- Born: June 1, 1913 George Town, Exuma, The Bahamas
- Died: October 2, 1980 (aged 67) Nassau, The Bahamas

= R. E. Cooper Sr. =

Rev. Dr. Reuben Edward Cooper, M.B.E., (1 June 1913 – 2 October 1980) was a Bahamian religious leader, founding pastor of Mission Baptist Church, and a leading figure in the country's struggle to achieve Black Majority Rule (1967).

Cooper is best known for preaching the sermon at the official Independence festivities when the country obtained independence from the United Kingdom on July 10, 1973.

==Ministry==

=== Education ===
Cooper was involved in the Salem Union Baptist Church in Nassau before going on to complete his ministerial studies at the American Baptist Theological Seminary (now American Baptist College) in Nashville, Tennessee.

=== Founding of Mission Baptist Church ===
Upon his return to the Bahamas following the completion of his studies, Dr. Cooper founded the Mission Baptist Church in the Grant's Town neighbourhood of Nassau, an impoverished neighborhood that had been originally settled by former slaves.

Cooper joined the Progressive Liberal Party (PLP) and became a close friend of party leader and future prime minister, Sir Lynden Pindling.

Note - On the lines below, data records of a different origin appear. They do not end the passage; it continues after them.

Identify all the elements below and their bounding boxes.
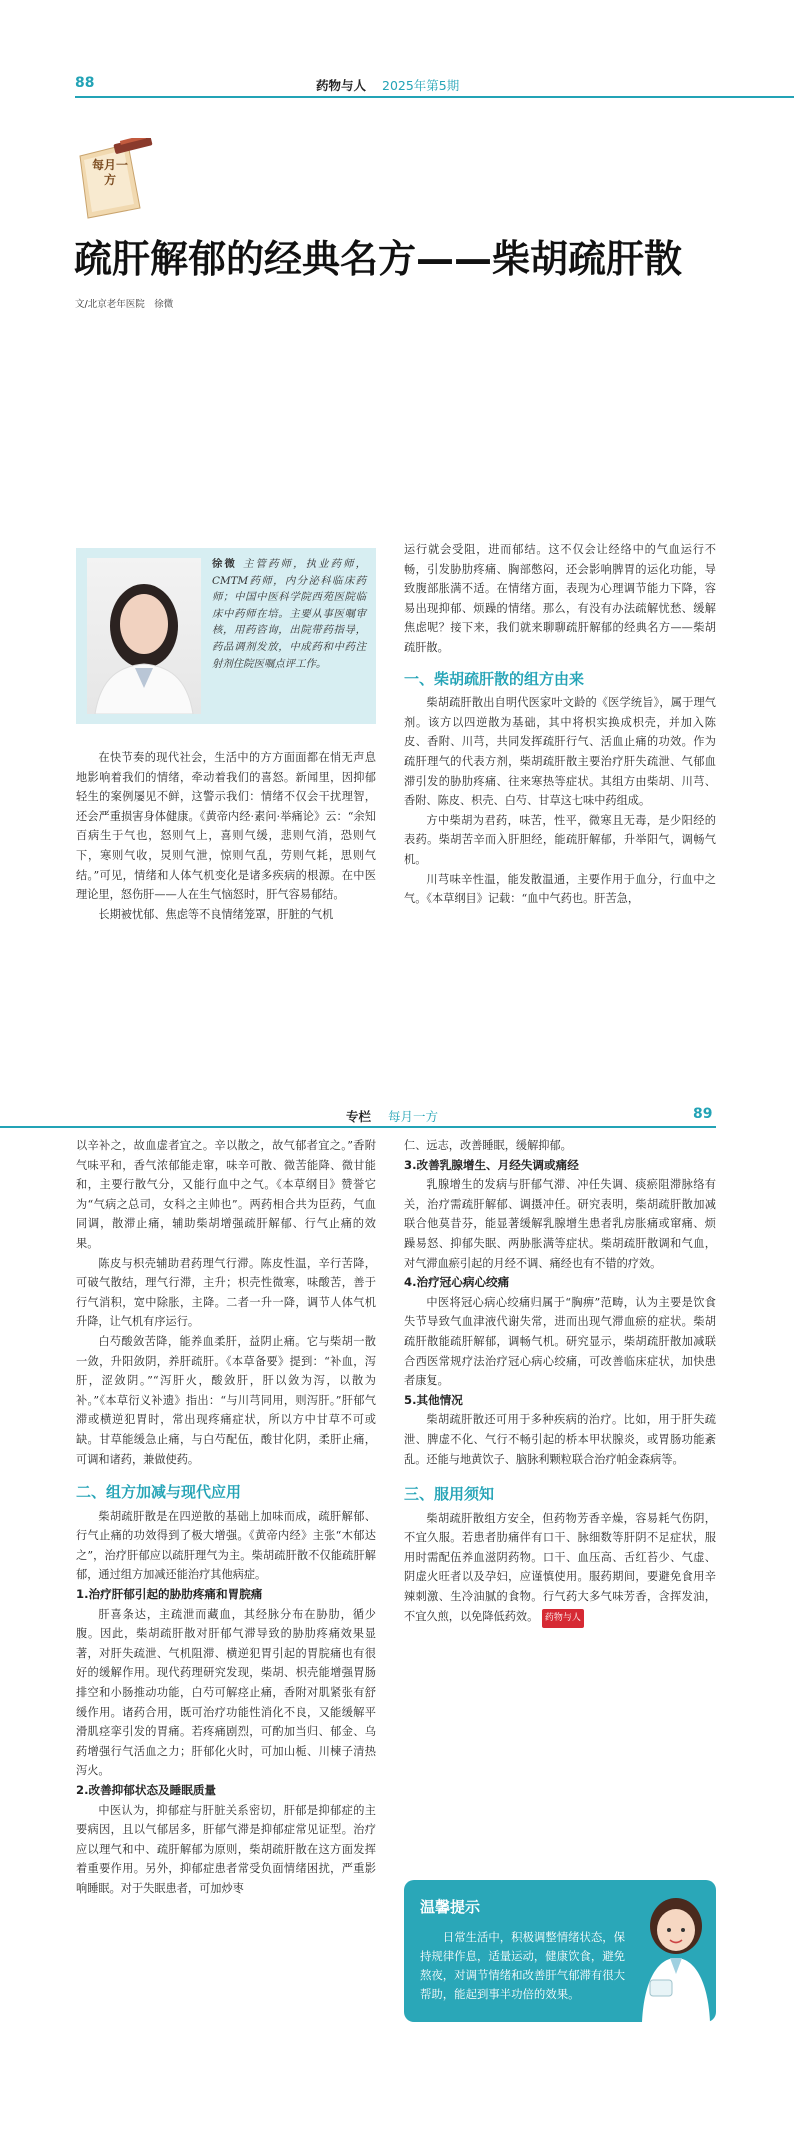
page1-left-column (76, 748, 376, 924)
paragraph: 运行就会受阻，进而郁结。这不仅会让经络中的气血运行不畅，引发胁肋疼痛、胸部憋闷，还会影响脾胃的运化功能，导致腹部胀满不适。在情绪方面，表现为心理调节能力下降，容易出现抑郁、烦躁的情绪。那么，有没有办法疏解忧愁、缓解焦虑呢？接下来，我们就来聊聊疏肝解郁的经典名方——柴胡疏肝散。 (404, 543, 716, 654)
tip-title: 温馨提示 (420, 1898, 481, 1916)
closing-text: 柴胡疏肝散组方安全，但药物芳香辛燥，容易耗气伤阴，不宜久服。若患者肋痛伴有口干、脉细数等肝阴不足症状，服用时需配伍养血滋阴药物。口干、血压高、舌红苔少、气虚、阴虚火旺者以及孕妇，应谨慎使用。服药期间，要避免食用辛辣刺激、生冷油腻的食物。行气药大多气味芳香，含挥发油，不宜久煎，以免降低药效。 (404, 1511, 716, 1623)
paragraph: 中医认为，抑郁症与肝脏关系密切，肝郁是抑郁症的主要病因，且以气郁居多，肝郁气滞是抑郁症常见证型。治疗应以理气和中、疏肝解郁为原则，柴胡疏肝散在这方面发挥着重要作用。另外，抑郁症患者常受负面情绪困扰，严重影响睡眠。对于失眠患者，可加炒枣 (76, 1803, 376, 1895)
paragraph: 在快节奏的现代社会，生活中的方方面面都在悄无声息地影响着我们的情绪，牵动着我们的喜怒。新闻里，因抑郁轻生的案例屡见不鲜，这警示我们：情绪不仅会干扰理智，还会严重损害身体健康。《黄帝内经·素问·举痛论》云：“余知百病生于气也，怒则气上，喜则气缓，悲则气消，恐则气下，寒则气收，炅则气泄，惊则气乱，劳则气耗，思则气结。”可见，情绪和人体气机变化是诸多疾病的根源。在中医理论里，怒伤肝——人在生气恼怒时，肝气容易郁结。 (76, 751, 376, 902)
column-name: 每月一方 (388, 1109, 439, 1124)
page2-left-column (76, 1136, 376, 1899)
paragraph: 柴胡疏肝散出自明代医家叶文龄的《医学统旨》，属于理气剂。该方以四逆散为基础，其中将枳实换成枳壳，并加入陈皮、香附、川芎，共同发挥疏肝行气、活血止痛的功效。作为疏肝理气的代表方剂，柴胡疏肝散主要治疗肝失疏泄、气郁血滞引发的胁肋疼痛、往来寒热等症状。其组方由柴胡、川芎、香附、陈皮、枳壳、白芍、甘草这七味中药组成。 (404, 696, 716, 808)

=== Establishment of Jordan Prince William ===
Through his work as a Baptist minister, Dr. Cooper facilitated the establishment of the Jordan Memorial School and Prince Williams High School, both of which played a significant role in providing education to black Bahamians prior to the establishment of widespread public schooling in the Bahamas.

=== Memberships ===
Dr. Cooper also served terms as president of the Bahamas Baptist Missionary and Education Convention and the Bahamas Christian Council and was an active participant in the Caribbean Baptist Fellowship and the Baptist World Alliance.

==Notable achievements==

1940 – Organised The Mission Baptist Church

1943 – Organised the Jordan Memorial Baptist School

1949 – Editor and Publisher of The Baptist Weekly

1964 – Organised the Prince William Baptist High School

1967 – Chaplain of the Senate of the Bahamas

1971 – President of the Bahamas Christian Council

1972 – Principal of The Baptist Bible Institute

1973 – Preached the First Independence Day Sermon to the New Nation

1974 – Chaplain of Her Majesty's Prisons.

==Other reading==
Jones, Wendall K., ed. The 100 Most Outstanding Bahamians of the 20th Century. Nassau: Jones Communications, 2000.